Algunos de tales “síntomas” son relatados por Ortega: “En la relación normal el argentino no se abandona; por el contrario, cuando el prójimo se acerca hermetiza su alma y se dispone a la defensa. Nos encontramos con un hombre que ha movilizado la mayor porción de sus energías hacia las fronteras de sí mismo. Si intentamos hablar con él de ciencia, de política, de la vida en general, notamos que resbala sobre el tema –como dirían los psiquiatras alemanes, que habla por delante de las cosas-. Es natural que sea así, porque su energía no está puesta sobre aquel asunto, sino ocupada en defender su propia persona. Pero…¿en defenderla de quién, de qué, si no la atacamos? He aquí precisamente la peculiaridad que nos sorprende. Que el atacado se defienda es lo más congruente, pero vivir en estado de sitio cuando nadie nos asedia es una propensión superlativamente extraña”.
“Mientras nosotros nos abandonamos y nos dejamos ir con entera sinceridad a lo que el tema del diálogo exige, nuestro interlocutor adopta una actitud que, traducida en palabras, significaría aproximadamente esto: «Aquí lo importante no es eso, sino que se haga usted bien cargo de que yo soy nada menos que el redactor jefe del importante periódico X»; o bien «Fíjese usted que yo soy profesor de la facultad Z»; o bien «¡Tenga usted cuidado! Está usted ignorando u olvidando que yo soy una de las primeras figuras de la juventud dorada que triunfa sobre la sociedad elegante porteña. Tengo fama de ingenioso y no estoy dispuesto a que usted lo desconozca». Con lo cual nuestro interlocutor no consigue convencernos, antes bien, desperdicia tan excelente ocasión para demostrar que es un periodista inteligente o un hombre de ciencia o un primor de ingenio elegante. En vez de estar viviendo activamente eso mismo que pretende ser, en vez de estar sumido en su oficio o destino, se coloca fuera de él y «cicerone» de sí mismo nos muestra su posición social como se muestra un monumento”.
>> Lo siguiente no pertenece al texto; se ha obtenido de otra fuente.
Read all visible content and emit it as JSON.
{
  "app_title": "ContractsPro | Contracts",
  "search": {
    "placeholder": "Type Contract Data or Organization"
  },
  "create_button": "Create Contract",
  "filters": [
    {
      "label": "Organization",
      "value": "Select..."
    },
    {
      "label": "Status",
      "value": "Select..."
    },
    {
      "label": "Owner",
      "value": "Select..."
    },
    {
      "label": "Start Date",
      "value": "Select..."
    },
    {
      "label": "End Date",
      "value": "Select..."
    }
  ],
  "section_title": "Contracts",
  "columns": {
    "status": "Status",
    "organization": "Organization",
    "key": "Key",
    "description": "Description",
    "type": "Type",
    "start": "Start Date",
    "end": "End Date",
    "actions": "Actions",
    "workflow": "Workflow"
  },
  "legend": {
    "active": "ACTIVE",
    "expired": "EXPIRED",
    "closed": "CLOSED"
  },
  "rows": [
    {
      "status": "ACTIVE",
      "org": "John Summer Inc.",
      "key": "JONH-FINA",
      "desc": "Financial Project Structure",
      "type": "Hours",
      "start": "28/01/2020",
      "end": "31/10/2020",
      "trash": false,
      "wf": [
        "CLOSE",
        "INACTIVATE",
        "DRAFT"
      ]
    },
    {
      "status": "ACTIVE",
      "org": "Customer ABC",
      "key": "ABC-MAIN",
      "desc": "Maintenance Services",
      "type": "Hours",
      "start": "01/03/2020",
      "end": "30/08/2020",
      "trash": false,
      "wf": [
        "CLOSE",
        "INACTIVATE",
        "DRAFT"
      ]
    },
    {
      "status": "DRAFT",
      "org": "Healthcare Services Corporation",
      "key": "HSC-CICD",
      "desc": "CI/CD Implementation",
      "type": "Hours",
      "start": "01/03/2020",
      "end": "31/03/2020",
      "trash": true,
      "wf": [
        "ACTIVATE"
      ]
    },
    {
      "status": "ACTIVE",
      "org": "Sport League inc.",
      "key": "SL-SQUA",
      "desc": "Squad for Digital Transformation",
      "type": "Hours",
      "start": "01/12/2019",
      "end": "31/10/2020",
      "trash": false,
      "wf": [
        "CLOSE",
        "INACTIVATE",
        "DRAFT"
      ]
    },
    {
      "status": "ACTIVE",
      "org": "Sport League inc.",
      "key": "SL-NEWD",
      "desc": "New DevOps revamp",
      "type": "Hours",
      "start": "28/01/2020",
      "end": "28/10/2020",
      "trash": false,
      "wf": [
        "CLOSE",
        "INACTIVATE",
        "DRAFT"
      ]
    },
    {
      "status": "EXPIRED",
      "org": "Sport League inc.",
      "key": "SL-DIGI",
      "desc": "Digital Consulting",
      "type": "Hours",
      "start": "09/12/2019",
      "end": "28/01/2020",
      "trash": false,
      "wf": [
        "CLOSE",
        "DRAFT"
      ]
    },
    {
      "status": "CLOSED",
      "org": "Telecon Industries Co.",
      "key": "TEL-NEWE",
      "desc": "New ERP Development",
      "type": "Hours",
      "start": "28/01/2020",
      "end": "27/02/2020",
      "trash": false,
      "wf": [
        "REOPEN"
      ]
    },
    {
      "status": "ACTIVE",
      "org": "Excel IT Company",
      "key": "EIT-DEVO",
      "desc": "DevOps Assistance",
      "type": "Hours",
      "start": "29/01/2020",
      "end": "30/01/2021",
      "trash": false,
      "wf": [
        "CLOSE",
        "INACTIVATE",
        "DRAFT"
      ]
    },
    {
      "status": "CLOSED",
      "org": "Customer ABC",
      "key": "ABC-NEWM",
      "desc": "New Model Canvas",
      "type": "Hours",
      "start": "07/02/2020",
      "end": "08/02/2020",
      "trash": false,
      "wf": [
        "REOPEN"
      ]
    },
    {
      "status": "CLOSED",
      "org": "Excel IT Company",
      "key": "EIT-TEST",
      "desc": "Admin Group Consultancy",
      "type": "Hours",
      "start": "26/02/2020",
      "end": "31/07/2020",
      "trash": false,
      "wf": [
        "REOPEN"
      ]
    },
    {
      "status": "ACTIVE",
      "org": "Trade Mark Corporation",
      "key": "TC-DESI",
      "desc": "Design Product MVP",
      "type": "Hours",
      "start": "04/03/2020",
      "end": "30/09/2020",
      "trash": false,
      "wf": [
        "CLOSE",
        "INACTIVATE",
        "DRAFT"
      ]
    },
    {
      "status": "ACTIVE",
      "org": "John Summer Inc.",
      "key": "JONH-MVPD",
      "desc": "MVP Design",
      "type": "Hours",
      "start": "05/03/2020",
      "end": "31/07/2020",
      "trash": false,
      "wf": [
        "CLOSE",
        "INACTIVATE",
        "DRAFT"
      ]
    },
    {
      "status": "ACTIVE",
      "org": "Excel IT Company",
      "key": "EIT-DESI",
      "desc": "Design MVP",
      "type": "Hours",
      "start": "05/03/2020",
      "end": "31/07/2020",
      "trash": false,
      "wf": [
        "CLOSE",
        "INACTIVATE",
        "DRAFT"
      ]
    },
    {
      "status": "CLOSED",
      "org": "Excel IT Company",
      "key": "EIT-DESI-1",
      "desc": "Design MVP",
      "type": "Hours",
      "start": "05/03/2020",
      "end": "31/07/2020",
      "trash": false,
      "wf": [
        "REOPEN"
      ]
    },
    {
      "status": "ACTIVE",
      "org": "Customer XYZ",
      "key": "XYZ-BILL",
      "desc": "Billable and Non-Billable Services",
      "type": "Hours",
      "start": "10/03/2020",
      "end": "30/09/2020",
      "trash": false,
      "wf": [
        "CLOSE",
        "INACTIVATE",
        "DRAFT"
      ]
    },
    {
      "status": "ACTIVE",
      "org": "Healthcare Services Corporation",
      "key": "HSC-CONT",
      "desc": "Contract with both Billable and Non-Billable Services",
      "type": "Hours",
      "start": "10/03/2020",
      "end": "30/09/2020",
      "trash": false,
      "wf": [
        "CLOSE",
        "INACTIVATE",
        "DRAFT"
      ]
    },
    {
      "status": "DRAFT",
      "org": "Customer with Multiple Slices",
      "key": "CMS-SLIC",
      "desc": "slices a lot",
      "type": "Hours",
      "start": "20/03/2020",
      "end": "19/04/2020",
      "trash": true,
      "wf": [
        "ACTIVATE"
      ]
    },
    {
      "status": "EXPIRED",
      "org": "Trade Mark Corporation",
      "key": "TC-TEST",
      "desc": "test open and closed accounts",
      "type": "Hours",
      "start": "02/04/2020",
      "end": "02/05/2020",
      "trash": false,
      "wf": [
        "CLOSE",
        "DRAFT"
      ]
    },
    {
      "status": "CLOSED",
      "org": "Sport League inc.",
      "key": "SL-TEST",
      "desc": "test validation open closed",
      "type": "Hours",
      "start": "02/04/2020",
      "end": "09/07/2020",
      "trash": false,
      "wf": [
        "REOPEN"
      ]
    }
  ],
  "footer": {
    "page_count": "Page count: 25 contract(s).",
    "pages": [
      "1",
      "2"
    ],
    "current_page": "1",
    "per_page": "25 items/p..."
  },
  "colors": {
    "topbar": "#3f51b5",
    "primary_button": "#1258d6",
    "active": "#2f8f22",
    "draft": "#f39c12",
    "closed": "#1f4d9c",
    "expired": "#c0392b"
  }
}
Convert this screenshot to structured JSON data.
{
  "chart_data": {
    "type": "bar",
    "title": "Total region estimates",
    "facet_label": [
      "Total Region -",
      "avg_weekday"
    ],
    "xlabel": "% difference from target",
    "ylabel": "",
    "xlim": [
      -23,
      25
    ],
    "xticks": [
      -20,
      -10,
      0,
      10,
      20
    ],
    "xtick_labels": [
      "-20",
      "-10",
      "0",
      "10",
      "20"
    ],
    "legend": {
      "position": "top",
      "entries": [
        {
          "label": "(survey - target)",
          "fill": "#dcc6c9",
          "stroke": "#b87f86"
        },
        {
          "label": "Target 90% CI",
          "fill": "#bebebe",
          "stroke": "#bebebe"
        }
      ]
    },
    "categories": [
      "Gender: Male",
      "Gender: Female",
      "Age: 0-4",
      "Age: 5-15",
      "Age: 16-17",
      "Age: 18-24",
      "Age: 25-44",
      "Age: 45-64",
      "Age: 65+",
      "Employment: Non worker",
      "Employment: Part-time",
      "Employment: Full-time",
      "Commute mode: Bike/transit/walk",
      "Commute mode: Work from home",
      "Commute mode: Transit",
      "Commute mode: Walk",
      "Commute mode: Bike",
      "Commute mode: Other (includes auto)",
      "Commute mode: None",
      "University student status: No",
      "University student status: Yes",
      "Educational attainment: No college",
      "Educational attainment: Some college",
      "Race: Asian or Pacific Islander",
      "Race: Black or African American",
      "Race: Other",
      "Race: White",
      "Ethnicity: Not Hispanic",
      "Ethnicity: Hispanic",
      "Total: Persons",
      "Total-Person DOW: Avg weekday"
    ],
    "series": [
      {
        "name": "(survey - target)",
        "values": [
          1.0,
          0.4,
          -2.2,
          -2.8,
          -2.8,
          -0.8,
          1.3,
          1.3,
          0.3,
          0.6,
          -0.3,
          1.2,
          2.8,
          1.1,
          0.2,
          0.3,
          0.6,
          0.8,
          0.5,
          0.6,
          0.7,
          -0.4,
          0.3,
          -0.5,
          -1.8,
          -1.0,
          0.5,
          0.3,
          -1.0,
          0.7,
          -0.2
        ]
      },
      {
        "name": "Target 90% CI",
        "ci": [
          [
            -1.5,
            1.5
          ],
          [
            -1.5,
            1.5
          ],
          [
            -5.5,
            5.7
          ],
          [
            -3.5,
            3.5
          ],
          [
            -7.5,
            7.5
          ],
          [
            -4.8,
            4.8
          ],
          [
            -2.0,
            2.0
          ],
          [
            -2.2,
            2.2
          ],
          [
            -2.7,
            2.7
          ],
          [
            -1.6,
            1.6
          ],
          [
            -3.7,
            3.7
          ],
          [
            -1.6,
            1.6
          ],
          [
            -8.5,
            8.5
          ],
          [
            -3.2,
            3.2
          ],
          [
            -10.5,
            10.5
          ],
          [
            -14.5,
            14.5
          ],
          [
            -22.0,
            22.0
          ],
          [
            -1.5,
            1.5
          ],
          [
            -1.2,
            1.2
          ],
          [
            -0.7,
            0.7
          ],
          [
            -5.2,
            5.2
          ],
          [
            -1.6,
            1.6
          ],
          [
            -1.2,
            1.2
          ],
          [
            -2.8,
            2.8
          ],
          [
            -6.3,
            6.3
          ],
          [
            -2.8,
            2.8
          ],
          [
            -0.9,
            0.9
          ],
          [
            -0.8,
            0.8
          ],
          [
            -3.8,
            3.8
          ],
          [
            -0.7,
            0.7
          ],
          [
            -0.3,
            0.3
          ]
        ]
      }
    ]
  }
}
“Pero los monumentos no viven, sino que perpetúan un solo gesto rígido y monótono. Esta actitud defensiva obliga al argentino a no vivir, ya que vivir es una operación que se hace desde dentro hacia fuera y es un brotar o manar continuo desde el secreto fondo individual hacia la redondez del mundo. El europeo se extraña de que el gesto argentino –sigo refiriéndome al varón- carezca de fluidez y le sobre empaque. Si no se detiene creerá que no es más que ese gesto y su opinión sobre el hombre del Plata será, como suele ser, poco favorable. Sólo una larga convivencia nos permite descubrir bajo esa máscara rígida el flujo de un ardiente lirismo vital. Mas el argentino ocupa la mayor parte de su vida en impedirse a sí mismo vivir con autenticidad. Esa preocupación defensiva frena y paraliza su ser espontáneo y deja sólo en pié su persona convencional”.
“La descripción que he apuntado, no es sólo exagerada, sino que toma únicamente lo más grueso y externo del hecho. Tenemos que calar más. Lo dicho significaría meramente que a este tipo de hombre le preocupa en forma desproporcionada su figura o puesto social. Lo excesivo de semejante preocupación sólo se comprende si admitimos dos hipótesis: 1ª, que en la Argentina, el puesto o función social de un individuo se halla siempre en peligro por el apetito de otros hacia él y la audacia con que intentan arrebatarlo; 2ª, que el individuo mismo no siente su conciencia tranquila respecto a la plenitud de títulos con que ocupa aquel puesto o rango. Es natural, que donde ambos factores existan, sea frecuente esa actitud inquieta, soliviantada y defensiva. Yo creo que en la Argentina acontece así y me explico sin dificultad este estrato más externo de la estructura psicológica que he llamado «hombre a la defensiva»”.